An excellent choice for Fridaphiles, her diaries offer another glimpse of Kahlo's interior life, rages and politics. The introduction by Carlos Fuentes is a fresh take on Kahlo's significance today.
Not nearly as well-known as Kahlo, but just as significant, this is a great introduction to some of her best known photographs as well as a comprehensive biography of a woman who began as Edward Weston's model and became a photographer in her own right. Modotti was one of the first photographers to document the murals of Diego Rivera and José Clemente Orozco and her photographs of a post-Revolutionary Mexico are a revelation and capture the politics of the era.
Now that Rivera's work, like Kahlo's, can be found on everything from mousepads to mugs, Folgarait's work goes more in depth, offering a brilliant analysis of where art and revolution met in Mexico and putting that into socio-historical perspective. The murals of Diego Rivera, David Alfaro Siqueiros, Jose Clemente Orozco are covered.
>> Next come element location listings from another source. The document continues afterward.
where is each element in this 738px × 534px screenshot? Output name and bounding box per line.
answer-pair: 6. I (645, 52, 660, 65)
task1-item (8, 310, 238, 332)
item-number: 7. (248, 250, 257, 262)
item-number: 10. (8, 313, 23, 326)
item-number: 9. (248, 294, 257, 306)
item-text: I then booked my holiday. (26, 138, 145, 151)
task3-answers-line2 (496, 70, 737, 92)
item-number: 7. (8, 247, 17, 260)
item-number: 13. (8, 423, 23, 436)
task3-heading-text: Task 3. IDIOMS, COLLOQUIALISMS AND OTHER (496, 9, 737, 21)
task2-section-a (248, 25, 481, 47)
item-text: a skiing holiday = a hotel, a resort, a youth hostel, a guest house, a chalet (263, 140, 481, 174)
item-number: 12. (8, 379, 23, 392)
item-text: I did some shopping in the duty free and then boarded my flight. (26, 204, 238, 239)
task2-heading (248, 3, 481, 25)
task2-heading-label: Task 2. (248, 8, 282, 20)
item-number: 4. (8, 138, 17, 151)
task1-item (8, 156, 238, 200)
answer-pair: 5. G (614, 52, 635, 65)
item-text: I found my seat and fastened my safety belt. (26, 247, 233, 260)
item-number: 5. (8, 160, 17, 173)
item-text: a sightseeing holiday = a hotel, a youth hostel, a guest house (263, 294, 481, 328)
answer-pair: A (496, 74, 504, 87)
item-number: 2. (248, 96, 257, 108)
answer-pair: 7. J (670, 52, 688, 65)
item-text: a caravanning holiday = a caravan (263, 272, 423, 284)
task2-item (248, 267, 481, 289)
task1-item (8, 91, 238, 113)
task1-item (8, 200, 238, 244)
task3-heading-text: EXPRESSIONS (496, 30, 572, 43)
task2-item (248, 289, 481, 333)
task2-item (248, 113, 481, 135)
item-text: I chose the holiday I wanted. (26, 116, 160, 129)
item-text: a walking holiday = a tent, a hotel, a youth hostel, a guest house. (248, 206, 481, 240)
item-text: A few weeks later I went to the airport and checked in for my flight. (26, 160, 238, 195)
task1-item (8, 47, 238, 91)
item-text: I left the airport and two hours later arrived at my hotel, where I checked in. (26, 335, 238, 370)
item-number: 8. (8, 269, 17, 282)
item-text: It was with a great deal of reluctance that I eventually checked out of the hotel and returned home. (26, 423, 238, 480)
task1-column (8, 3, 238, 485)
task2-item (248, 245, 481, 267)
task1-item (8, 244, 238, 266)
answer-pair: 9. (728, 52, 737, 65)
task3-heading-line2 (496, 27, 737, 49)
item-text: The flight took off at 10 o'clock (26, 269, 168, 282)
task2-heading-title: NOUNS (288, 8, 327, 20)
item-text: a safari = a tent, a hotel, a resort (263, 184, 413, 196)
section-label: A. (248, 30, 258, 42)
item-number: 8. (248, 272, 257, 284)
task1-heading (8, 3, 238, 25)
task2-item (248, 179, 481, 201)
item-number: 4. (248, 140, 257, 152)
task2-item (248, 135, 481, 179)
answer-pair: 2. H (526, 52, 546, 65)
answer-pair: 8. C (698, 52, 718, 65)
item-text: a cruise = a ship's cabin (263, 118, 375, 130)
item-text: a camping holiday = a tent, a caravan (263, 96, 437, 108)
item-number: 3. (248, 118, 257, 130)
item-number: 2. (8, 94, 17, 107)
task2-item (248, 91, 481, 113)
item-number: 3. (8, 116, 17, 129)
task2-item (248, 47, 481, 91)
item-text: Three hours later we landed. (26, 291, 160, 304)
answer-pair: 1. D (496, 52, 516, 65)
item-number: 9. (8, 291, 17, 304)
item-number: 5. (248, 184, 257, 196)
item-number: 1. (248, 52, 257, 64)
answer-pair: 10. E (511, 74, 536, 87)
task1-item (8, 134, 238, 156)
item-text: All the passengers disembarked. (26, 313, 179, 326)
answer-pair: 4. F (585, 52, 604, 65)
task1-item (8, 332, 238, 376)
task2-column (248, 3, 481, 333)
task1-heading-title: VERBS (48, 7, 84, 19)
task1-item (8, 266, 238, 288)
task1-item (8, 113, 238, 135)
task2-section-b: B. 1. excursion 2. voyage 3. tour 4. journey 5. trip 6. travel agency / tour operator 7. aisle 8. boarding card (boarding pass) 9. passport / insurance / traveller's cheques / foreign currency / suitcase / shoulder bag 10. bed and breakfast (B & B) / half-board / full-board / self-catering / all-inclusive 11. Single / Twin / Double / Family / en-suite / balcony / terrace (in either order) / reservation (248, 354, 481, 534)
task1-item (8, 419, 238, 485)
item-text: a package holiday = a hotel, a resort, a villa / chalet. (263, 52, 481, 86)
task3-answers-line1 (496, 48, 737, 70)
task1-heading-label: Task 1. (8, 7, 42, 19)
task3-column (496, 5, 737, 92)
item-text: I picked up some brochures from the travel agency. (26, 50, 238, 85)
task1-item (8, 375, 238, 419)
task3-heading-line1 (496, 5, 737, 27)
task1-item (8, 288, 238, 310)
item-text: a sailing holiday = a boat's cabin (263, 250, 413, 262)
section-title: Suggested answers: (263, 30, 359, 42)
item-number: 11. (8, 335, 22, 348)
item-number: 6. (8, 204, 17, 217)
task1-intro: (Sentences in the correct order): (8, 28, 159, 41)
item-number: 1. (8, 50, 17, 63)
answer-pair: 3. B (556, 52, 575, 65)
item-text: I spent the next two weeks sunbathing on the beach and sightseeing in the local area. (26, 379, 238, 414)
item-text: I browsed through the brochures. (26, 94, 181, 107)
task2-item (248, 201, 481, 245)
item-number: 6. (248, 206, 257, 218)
For a look at who and what inspired artists like Rivera and Orozco (and even rock band Rage Against The Machine), the popular Mexican prints of Jose Guadalupe Posada cannot be ignored. A popular graphic artist who celebrated the common man, this book of engravings showcases his famous calaveras (skeletons) at the Mexican Day of the Dead, as revolutionaries and for political and social satire.